Ein Fall des § 45 Abs. 3 Satz 3 Nr. 2 SGB X ist nicht gegeben,denn der zurückgenommene Bescheid vom 30. September 2008 enthält keinen Widerrufsvorbehalt im Sinne von § 32 SGB X. Dies gilt unabhängig davon, dass der Bescheid bestandskräftig geworden ist,denn soweit die Beklagte formuliert hat, „Wir behalten uns einen Widerruf diese Bescheides vor, soweit sich ergibt, dass bei Erlass das Recht unrichtig angewandt oder von einem Sachverhalt ausgegangen wurde, der sich als unrichtig erweist.“, handelt es sich bereits rechtstechnisch nicht um einen Widerrufsvorbehalt im Sinne von § 32 SGB X, sondern lediglich um einen allgemeinen Vorbehalt in dem Sinne, dass die Behörde einen Verwaltungsakt ohne Vertrauensschutzerwägungen mit Wirkung auch für die Vergangenheit ändern könne, der letztlich auf einen § 39 SGB X widersprechenden allgemein Ausschluss der Bindungswirkung abzielt (vgl. hierzu Krasney in: Kasseler Kommentar, Stand Dezember 2003, § 32 RdNr.10).

Nach alledem erfolgte auch die Rückforderung des vermeintlich überzahlten EHV-Honorars zu Unrecht.

Die Kostenentscheidung beruht auf § 197a SGG i.
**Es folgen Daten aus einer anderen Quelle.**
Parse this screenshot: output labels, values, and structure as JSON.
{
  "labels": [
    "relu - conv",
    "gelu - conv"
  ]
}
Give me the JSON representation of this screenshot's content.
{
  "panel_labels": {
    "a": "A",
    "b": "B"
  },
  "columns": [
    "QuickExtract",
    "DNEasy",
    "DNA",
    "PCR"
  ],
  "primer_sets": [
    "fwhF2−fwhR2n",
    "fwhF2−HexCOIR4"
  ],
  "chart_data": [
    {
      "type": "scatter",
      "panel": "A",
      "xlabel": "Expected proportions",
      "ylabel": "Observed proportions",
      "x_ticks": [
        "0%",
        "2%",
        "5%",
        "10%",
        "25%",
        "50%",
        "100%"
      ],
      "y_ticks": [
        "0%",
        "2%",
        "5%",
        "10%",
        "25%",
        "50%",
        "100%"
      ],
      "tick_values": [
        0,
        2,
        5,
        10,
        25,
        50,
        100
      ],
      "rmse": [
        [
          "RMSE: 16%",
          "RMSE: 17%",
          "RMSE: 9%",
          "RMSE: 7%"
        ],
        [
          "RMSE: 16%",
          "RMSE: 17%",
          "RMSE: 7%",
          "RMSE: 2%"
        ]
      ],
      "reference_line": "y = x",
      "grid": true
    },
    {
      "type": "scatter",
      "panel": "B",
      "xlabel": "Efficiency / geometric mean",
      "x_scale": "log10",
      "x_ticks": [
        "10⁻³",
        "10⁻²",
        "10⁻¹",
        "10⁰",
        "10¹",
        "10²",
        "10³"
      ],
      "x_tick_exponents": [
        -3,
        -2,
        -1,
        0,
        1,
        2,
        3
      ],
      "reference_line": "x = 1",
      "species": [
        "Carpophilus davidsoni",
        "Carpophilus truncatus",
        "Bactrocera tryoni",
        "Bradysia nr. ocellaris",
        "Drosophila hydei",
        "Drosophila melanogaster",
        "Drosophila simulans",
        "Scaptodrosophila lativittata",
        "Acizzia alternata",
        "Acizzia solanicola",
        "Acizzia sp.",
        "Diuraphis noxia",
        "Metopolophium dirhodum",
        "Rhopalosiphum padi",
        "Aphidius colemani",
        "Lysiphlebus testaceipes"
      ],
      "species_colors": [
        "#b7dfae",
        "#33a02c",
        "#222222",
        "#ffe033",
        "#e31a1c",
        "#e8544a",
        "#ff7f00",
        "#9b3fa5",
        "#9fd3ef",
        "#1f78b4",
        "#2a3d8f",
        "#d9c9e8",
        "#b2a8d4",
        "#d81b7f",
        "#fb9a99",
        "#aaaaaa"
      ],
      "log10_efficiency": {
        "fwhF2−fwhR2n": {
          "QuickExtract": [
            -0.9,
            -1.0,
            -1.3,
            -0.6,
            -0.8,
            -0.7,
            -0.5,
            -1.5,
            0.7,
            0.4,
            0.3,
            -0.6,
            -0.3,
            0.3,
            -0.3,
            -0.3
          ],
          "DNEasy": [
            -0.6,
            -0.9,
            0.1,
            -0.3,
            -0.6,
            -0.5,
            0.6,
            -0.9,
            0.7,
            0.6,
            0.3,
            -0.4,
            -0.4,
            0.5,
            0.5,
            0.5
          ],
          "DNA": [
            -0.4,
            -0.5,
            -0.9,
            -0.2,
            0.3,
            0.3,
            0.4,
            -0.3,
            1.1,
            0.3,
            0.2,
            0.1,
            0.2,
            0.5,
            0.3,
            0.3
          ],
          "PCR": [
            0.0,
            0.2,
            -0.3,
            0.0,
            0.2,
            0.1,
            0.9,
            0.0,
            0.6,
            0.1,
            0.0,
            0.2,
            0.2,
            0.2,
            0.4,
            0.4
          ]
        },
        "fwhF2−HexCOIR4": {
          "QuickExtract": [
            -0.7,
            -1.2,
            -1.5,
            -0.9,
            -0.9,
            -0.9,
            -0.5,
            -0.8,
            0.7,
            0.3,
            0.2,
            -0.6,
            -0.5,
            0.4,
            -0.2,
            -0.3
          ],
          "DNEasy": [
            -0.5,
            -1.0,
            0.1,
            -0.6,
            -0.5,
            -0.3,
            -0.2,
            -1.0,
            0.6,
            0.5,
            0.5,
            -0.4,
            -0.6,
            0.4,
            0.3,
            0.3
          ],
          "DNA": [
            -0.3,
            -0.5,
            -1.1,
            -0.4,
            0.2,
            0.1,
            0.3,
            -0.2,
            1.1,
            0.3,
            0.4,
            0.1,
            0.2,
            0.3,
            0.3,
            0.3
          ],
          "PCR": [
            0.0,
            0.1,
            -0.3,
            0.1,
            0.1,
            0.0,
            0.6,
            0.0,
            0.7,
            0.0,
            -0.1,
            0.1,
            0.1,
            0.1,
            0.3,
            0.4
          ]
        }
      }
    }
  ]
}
V. m. § 154 Abs.2 Verwaltungsgerichtsordnung.

Gründe für die Zulassung der Revision gem. § 160 Abs. 2 SGG sind nicht gegeben.

Der Streitwert bestimmt sich gemäß § 197a SGG i. V. m. §§ 47, 52Abs. 3 Gerichtskostengesetz (GKG). Hierbei war in Anlehnung an den Rechtsgedanken des § 42 Abs. 2 Satz 1 GKG von dem Differenzbetrag der sich nach dem ursprünglichen und dem reduzierten EHV-Anspruchssatz ergebenden Netto-Honoraren aus der EHV für die Dauer von drei Jahren hinsichtlich der Korrektur des EHV-Anspruchssatz auszugehen. Unter Berücksichtigung des Durchschnittswerts in den streitgegenständlichen Quartalen ergibt sich ein Betrag in Höhe von 5141,72 €. Hierzu ist der bezifferte Rückforderungsbetrags in Höhe von 2.999,34 € zu addieren.